Ronson fait aussi tout un travail pour aller chercher le meilleur des chansons funk des années 1980 pour offrir une trame qui aurait fait frémir Michael Jackson. La chanson brisera éventuellement le record de l’époque avec 15 millions d’écoutes en streaming en une semaine. Elle passera la moitié de l’année dans le top 3 aux États-Unis, dont quatorze semaines en première place. Plus qu’un succès radio, c’est un véritable événement culturel.
Autres succès
The Weeknd devient une mégastar internationale en 2015. Vrai que les amateurs de R&B connaissaient peut-être déjà ses premiers mixtapes. Mais avec l’album Beauty Behind the Madness, il est maintenant une vraie vedette de la pop. En s’associant au producteur Max Martin, il atteint le sommet du palmarès américain pendant trois semaines non consécutives avec Can’t Feel My Face, une chanson qui inspire la même aura qu’Uptown Funk. Il va ensuite se remplacer lui-même avec The Hills, chanson beaucoup plus sombre.
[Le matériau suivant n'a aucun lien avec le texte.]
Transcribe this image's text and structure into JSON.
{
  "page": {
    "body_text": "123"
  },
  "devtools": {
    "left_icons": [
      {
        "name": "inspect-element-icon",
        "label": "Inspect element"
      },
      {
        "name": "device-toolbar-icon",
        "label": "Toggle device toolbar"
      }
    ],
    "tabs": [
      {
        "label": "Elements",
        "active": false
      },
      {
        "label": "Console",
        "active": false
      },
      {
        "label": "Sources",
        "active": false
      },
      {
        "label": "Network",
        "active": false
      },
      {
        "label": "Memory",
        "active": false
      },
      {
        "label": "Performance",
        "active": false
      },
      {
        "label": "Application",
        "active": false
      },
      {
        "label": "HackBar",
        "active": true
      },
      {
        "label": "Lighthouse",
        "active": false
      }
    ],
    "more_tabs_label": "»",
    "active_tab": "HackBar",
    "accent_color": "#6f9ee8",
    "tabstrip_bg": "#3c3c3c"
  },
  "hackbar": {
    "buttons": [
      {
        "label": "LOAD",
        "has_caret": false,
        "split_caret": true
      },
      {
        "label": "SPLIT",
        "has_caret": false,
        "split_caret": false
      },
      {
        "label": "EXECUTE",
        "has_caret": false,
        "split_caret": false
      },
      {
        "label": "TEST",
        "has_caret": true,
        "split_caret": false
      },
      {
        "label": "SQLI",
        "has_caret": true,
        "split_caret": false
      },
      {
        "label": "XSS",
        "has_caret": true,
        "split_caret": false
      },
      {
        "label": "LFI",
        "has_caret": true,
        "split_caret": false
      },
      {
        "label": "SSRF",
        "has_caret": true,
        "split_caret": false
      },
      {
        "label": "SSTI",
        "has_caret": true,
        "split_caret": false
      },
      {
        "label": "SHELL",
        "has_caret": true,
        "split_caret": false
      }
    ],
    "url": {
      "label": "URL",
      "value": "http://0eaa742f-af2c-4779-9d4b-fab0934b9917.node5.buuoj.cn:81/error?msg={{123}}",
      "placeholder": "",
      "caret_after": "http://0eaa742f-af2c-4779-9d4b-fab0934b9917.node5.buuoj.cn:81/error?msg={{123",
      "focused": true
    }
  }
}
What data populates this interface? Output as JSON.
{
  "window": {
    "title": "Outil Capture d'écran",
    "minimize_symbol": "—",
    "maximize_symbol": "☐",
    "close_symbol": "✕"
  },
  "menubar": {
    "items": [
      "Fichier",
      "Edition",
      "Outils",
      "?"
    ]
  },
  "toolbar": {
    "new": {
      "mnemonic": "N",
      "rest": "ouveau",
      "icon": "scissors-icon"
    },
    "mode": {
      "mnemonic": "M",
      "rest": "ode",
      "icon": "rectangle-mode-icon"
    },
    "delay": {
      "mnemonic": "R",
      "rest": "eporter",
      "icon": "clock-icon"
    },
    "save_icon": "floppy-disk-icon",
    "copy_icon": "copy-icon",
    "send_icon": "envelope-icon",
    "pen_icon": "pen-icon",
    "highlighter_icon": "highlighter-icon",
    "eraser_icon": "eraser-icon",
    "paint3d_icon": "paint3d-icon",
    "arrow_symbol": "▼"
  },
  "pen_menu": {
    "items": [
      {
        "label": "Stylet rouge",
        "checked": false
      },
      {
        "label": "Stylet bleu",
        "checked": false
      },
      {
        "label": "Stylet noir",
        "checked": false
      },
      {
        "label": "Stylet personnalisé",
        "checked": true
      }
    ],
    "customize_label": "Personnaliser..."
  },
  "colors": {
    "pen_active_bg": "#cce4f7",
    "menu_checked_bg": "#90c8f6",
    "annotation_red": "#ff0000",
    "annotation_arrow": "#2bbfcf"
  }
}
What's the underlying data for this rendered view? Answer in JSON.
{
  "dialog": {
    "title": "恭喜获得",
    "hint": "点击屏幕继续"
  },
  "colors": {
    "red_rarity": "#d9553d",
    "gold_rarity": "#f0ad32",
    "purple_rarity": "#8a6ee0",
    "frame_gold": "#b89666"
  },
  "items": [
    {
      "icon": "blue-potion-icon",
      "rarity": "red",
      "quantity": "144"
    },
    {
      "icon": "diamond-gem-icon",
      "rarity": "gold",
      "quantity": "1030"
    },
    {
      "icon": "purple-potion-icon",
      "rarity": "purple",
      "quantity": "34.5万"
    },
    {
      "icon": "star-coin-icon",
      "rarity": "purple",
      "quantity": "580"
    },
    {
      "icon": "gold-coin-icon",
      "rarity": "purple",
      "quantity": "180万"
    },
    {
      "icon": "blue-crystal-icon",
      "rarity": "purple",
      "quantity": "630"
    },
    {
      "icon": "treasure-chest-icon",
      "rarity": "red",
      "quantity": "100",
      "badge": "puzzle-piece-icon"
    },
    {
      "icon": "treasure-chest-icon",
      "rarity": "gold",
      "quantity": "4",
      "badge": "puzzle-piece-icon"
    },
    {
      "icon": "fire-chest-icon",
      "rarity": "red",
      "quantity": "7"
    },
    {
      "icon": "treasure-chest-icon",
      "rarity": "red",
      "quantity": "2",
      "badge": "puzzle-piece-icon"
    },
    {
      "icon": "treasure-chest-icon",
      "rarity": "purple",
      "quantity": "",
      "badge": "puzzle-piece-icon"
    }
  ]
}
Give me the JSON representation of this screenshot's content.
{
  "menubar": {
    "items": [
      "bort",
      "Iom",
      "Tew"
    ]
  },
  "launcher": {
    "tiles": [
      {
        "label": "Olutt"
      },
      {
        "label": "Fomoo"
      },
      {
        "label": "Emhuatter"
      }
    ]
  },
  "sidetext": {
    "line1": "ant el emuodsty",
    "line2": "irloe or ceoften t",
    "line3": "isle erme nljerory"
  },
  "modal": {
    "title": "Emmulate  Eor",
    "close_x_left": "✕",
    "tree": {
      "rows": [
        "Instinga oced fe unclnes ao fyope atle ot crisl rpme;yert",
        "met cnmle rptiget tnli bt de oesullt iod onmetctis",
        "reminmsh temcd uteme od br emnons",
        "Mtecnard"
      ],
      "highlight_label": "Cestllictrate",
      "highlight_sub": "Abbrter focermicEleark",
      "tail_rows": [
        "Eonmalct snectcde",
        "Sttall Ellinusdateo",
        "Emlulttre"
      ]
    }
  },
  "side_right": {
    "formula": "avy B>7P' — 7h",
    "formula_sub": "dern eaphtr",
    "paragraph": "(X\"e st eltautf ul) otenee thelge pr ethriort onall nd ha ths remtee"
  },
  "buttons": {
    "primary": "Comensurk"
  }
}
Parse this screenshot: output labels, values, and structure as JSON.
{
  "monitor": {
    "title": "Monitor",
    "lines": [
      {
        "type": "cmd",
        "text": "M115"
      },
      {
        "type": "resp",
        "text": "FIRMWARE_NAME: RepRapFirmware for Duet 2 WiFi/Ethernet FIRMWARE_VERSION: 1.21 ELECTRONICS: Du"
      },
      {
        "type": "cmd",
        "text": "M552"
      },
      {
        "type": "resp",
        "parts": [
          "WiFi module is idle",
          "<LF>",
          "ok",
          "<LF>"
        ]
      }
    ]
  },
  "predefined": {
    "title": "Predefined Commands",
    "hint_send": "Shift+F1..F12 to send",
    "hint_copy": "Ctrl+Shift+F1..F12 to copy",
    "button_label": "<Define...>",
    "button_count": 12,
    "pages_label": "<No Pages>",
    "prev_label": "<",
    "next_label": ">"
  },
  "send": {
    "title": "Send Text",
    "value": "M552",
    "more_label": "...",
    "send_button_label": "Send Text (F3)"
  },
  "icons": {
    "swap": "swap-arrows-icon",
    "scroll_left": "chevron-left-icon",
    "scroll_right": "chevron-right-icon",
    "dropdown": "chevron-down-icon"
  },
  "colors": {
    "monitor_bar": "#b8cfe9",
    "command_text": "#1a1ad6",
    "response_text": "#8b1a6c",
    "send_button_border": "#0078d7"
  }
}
Si on rajoute à tout ça sa pièce Earned It, qui grimpe les palmarès au début de l’année avec la sortie du film Fifty Shades of Grey, on peut dire qu’il a passé une bonne année.
Au travers des autres hits de Fetty Wap, Taylor Swift et Wiz Khalifa avec Charlie Puth, deux artistes frappent un grand coup autant grâce à de grosses chansons que le vidéoclip qui les accompagne. D’abord, au Québec, tout le monde vire fou lorsque Xavier Dolan réalise le nouveau vidéoclip d’Adele. Si bien que même les bulletins de nouvelles présentent des extraits de Hello. Pour la chanteuse britannique, c’est un retour sur disque après quatre ans d’absence. Il ne faudra que 87 jours pour que le clip dépasse le milliard de vues sur YouTube. Aucun album n’a vendu autant de copies dans l’histoire du Canada que 25.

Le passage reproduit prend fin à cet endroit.